Following World War II, Arnold worked as a logging operator for the New Hampshire Forestry Foundation. He managed logging jobs throughout central New Hampshire. During the winter spanning 1947 and 1948, Arnold taught botany at New England College in Henniker, New Hampshire, and he worked for the New Hampshire Department of Transportation. In 1948, Arnold moved to Michigan to teach at Michigan State University's Forestry Summer Camp. He also began working as the director of the university's Russ Forest operations. Overseeing the forest nursery, Arnold expanded tree development from 400,000 trees per year to 3,500,000. He also conducted forestry research.

In 1958, Arnold moved back to New England to serve as director of the New Hampshire State Forest Nursery. While serving in that role for 23 years, Arnold led mechanization of the nursery. He also developed a machine to facilitate bundling seeds for shipment, and he conducted forestry research.

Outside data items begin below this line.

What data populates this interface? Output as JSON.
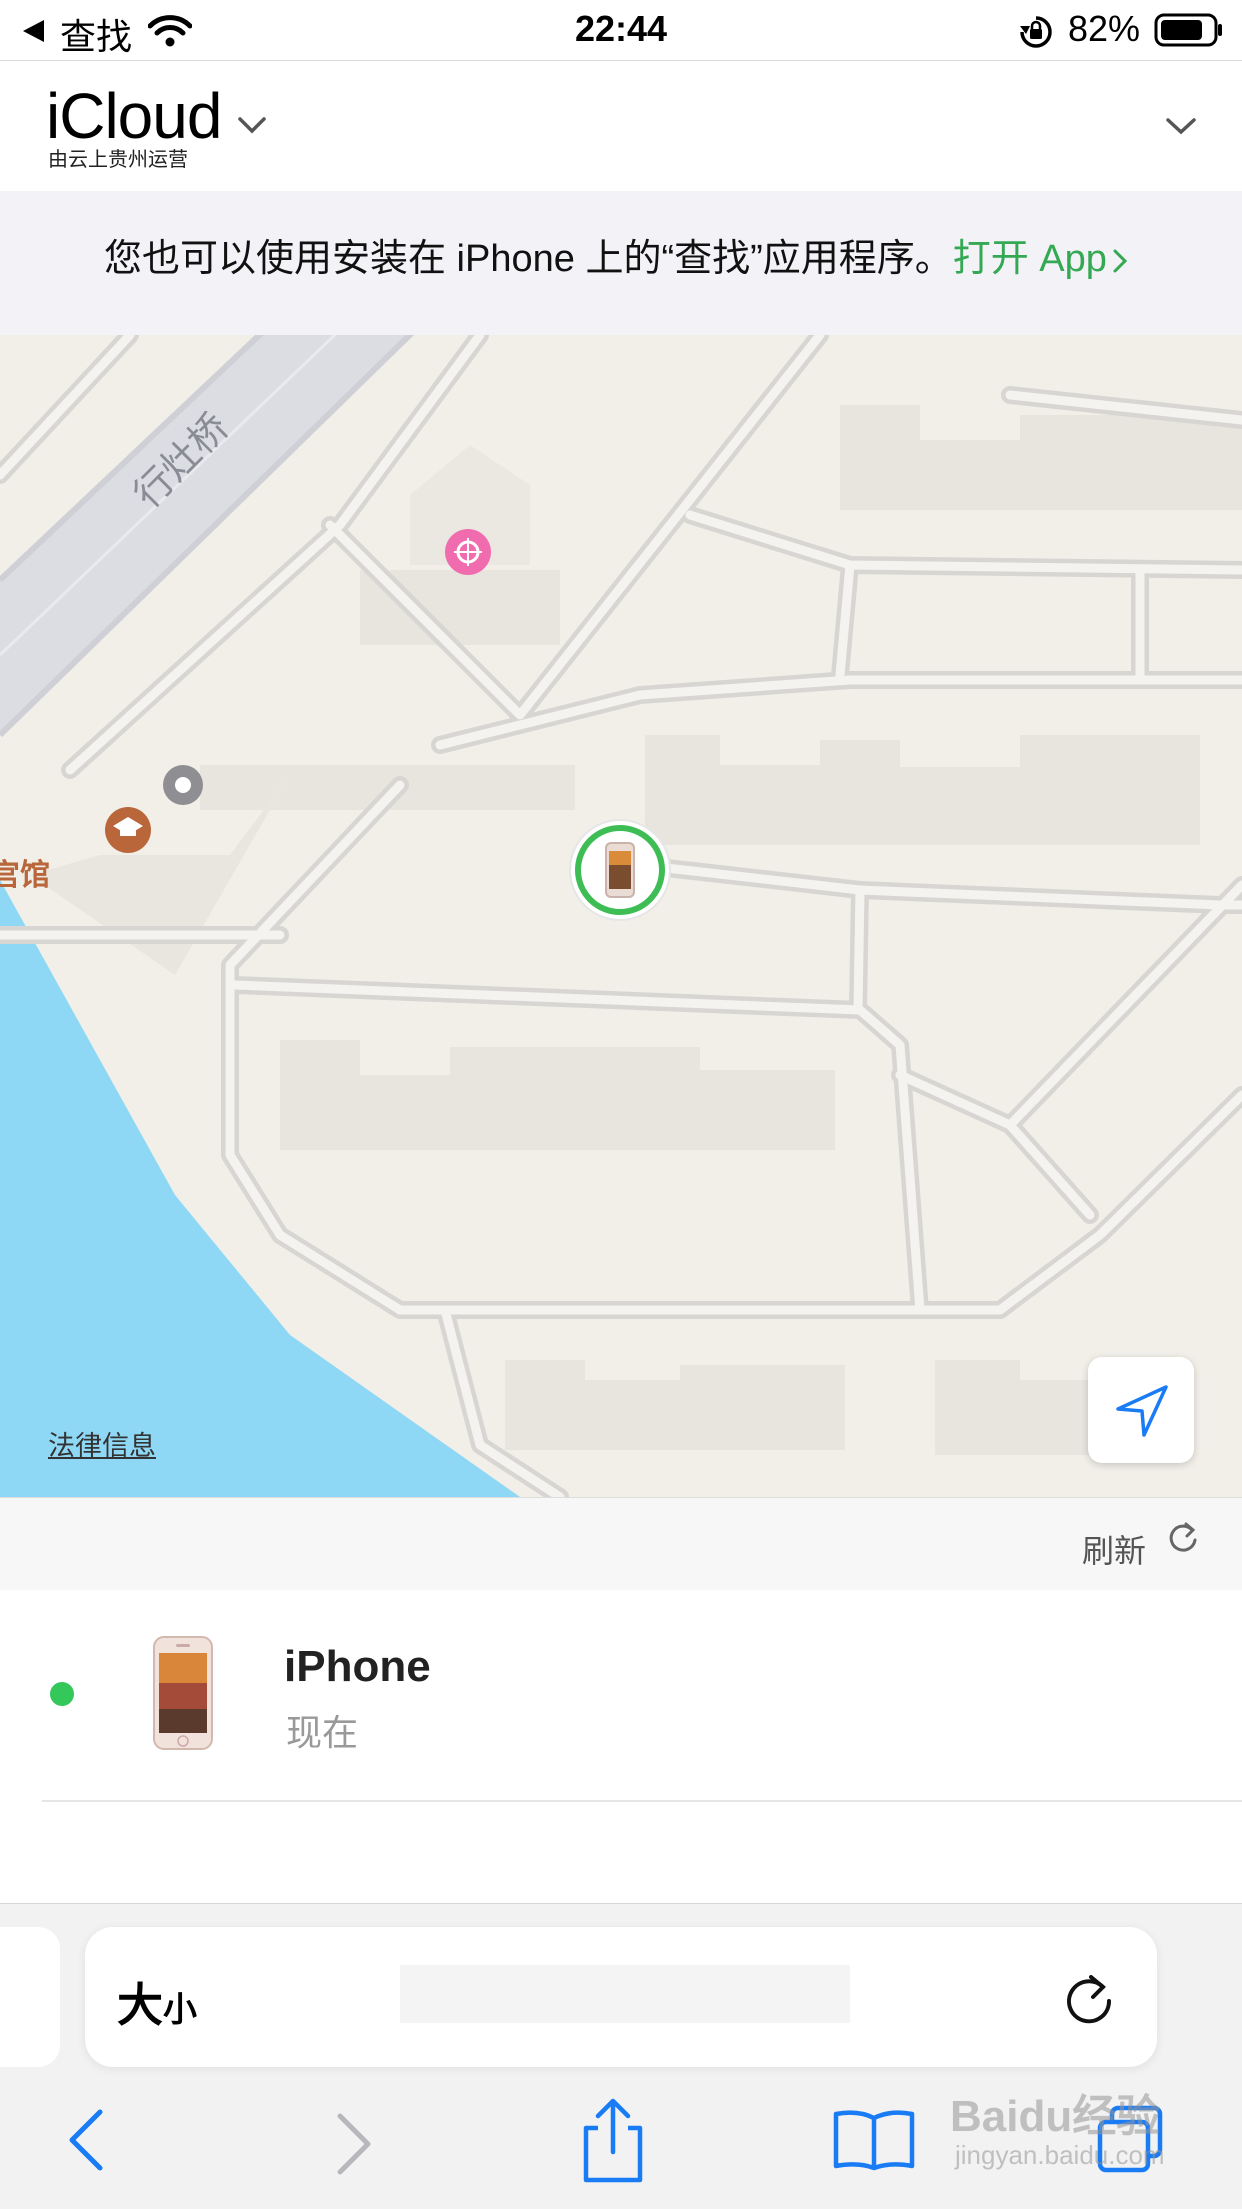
{
  "status_bar": {
    "back_label": "查找",
    "time": "22:44",
    "battery_percent": "82%",
    "battery_level": 0.82
  },
  "header": {
    "title": "iCloud",
    "subtitle": "由云上贵州运营"
  },
  "banner": {
    "text": "您也可以使用安装在 iPhone 上的“查找”应用程序。",
    "link": "打开 App",
    "link_color": "#34a853"
  },
  "map": {
    "road_label": "行灶桥",
    "partial_label": "宫馆",
    "legal_link": "法律信息",
    "water_color": "#8ed8f5"
  },
  "list": {
    "refresh_label": "刷新",
    "device": {
      "name": "iPhone",
      "time": "现在",
      "status_color": "#34c759"
    }
  },
  "safari": {
    "text_size_large": "大",
    "text_size_small": "小",
    "accent_color": "#1a7cf5"
  },
  "watermark": {
    "main": "Baidu经验",
    "sub": "jingyan.baidu.com"
  }
}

==Youth hockey development==

During the 1950s and 1960s, Arnold officiated youth and high school hockey games in Concord, New Hampshire. In 1959, he helped found the Concord Youth Hockey Association (CYHA). Arnold served as a volunteer for the association during the next 25 years. He also coached youth hockey teams at the mite and squirt levels for 20 years. In 1985, the CYHA awarded Arnold a plaque to commemorate his long-term service to the association and its teams. Twenty years later, the CYHA created the Ingy Arnold Good Sportsmanship Trophy for players on the mite traveling team. The association also named a tuition scholarship for mite players after Arnold.

==Family==

In 1942, Arnold married Dorothy Spoor. They had a daughter, Anne. Daughter Anne was married in 1982 to Walter Field and they had a daughter Alice Arnold Field, born in 1984.